We are a society that’s fixated on the finished product, the grand finale, the happy ending. No matter what it is we’re undertaking, we want to sprint past every conflict, every roundabout encounter, so that we can cannonball right to the glory.

What we don’t realize is that by rushing to the ending, we are omitting our beginning and middle. We’re hindering our own growth by coercing our heart into changing phases long before it’s ready. By forsaking our appreciation for process and trying to skip over it, we’re also forsaking our appreciation for life and trying to skip over that as well. And we all know what comes at the end of human life. This essentially means that we’re running full-speed towards death. Do we know any other species that wish their lives away quite like we do?

Michelangelo did not just skip right to sculpting bodies out of marble blocks, he spent many years studying human form – which he often referred to as the physical representation of the soul. Mozart is another Great who considered composition an active process. In a letter to his father he once wrote, “You know that I am, so to speak, plunged into music,—that I am occupied with it the whole day,—that I like to speculate, to study, and to reflect.” John F. Kennedy understood the inner-workings of process when he told the American people, “Peace is a daily, a weekly, a monthly process, gradually changing opinions, slowly eroding old barriers, quietly building new structures.” It comes down to the simple notion that success is a journey rather than an event, similar to healing, and of course, life itself.

Before writers can breathe life into their characters, they must either study the topics in which they desire to write about or they must already be experts. From this phase, they begin an outline, sometimes multiple. And then the drafting phase begins, and for some, it never truly ends. Learning to fall in love with the graduality of process is how we become Greats ourselves. It’s how we turn mediocre into magnificent, elevator music into epic symphonies.

We all are capable of greatness, but we become so enamored with the end result that we forget about the labor of love required to bring it to fruition. Even as consumers we lost the ability to fully savor beautiful pieces of literature, works of art, musical compositions, or architecture. The worst thing about shortcutting our creative processes is that not only does it do our final product a disservice, but it robs us of our time in the classroom.

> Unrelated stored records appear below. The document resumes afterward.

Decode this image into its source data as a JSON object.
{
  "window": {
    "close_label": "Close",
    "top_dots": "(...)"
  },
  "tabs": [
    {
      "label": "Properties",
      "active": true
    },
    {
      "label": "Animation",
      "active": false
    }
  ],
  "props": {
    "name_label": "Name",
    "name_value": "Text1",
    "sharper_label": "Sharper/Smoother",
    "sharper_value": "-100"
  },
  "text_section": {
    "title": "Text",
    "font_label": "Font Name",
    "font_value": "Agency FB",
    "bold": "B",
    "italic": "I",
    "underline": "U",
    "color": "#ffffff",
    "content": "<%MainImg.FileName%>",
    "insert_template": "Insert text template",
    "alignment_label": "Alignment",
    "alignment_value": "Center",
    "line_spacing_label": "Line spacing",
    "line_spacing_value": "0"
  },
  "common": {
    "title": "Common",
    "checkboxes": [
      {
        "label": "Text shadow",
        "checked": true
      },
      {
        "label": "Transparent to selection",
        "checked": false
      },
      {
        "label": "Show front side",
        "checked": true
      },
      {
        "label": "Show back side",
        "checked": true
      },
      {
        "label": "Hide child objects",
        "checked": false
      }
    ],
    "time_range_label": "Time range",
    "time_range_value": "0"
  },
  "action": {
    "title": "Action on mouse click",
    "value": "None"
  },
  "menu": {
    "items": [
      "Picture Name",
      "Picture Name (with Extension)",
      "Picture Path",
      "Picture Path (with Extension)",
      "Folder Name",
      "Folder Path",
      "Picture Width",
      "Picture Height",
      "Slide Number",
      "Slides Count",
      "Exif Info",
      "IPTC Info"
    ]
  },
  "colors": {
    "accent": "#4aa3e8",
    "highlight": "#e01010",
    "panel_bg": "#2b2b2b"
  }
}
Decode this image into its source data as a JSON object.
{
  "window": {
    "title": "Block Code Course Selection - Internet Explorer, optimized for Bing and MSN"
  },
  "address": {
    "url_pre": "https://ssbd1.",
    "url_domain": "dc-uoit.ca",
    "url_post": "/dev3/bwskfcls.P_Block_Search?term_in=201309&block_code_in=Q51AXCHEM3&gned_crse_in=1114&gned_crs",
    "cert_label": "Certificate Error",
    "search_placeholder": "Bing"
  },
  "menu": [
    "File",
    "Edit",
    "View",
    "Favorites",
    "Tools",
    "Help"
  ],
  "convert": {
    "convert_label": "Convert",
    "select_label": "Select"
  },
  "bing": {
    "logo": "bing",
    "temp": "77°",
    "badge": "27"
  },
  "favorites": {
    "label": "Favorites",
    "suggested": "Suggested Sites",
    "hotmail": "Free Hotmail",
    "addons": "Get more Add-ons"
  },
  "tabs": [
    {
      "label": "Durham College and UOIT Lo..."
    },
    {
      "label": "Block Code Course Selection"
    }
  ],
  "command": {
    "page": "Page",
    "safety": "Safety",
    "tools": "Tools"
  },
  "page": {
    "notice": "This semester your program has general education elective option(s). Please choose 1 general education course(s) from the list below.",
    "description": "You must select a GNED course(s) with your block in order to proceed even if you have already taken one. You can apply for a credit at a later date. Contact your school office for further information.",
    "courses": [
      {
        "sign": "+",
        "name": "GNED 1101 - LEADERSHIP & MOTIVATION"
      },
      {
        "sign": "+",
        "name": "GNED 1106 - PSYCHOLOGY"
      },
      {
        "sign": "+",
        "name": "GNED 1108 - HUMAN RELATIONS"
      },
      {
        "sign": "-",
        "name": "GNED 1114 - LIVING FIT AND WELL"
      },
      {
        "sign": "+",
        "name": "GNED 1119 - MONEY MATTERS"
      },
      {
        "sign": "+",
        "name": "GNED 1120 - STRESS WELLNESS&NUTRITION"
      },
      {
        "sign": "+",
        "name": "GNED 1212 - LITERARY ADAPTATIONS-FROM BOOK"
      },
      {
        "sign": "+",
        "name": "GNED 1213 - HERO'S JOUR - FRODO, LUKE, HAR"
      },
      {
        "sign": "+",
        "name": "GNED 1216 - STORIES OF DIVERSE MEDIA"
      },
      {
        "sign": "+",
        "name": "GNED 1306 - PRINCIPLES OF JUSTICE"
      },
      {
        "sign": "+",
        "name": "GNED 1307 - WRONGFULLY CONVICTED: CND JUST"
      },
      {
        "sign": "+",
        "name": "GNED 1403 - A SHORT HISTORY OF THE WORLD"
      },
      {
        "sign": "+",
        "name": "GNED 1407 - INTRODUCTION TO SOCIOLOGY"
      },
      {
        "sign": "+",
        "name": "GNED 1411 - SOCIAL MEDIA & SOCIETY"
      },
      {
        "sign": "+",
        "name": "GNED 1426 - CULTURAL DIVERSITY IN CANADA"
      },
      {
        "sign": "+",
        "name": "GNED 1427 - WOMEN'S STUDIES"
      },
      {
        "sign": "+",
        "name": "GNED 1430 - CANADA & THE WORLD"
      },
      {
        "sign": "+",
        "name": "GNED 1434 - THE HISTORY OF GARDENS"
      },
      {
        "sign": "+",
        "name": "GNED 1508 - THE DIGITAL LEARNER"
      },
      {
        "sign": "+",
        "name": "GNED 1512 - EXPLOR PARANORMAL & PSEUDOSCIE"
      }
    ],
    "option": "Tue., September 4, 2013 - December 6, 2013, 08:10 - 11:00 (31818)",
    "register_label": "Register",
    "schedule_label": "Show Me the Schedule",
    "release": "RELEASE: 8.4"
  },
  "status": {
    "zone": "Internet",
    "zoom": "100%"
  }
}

Learning comes from process, learning is how we improve and improving is how we master.

True beauty and wisdom cannot be fast-tracked and they demand the sort of lessons that make us modest and malleable. Whatever project it is you’re working on, give it your undivided attention. Take each step with mindful purpose. And most importantly, take your time. Anyone can create something out of nothing overnight, but it doesn’t necessarily mean it’s going to be of any value. It most likely won’t have a major impact on the state of the world or be mentioned in any history books. We all have a chance to create a lasting legacy, some come in the form of our children, others in our careers or inventions. Let yours speak to humanity long after your last breath.

I beg that you give your creation the space it needs to evolve over time. If you do, you will one day wake up to find that you evolved right along with it.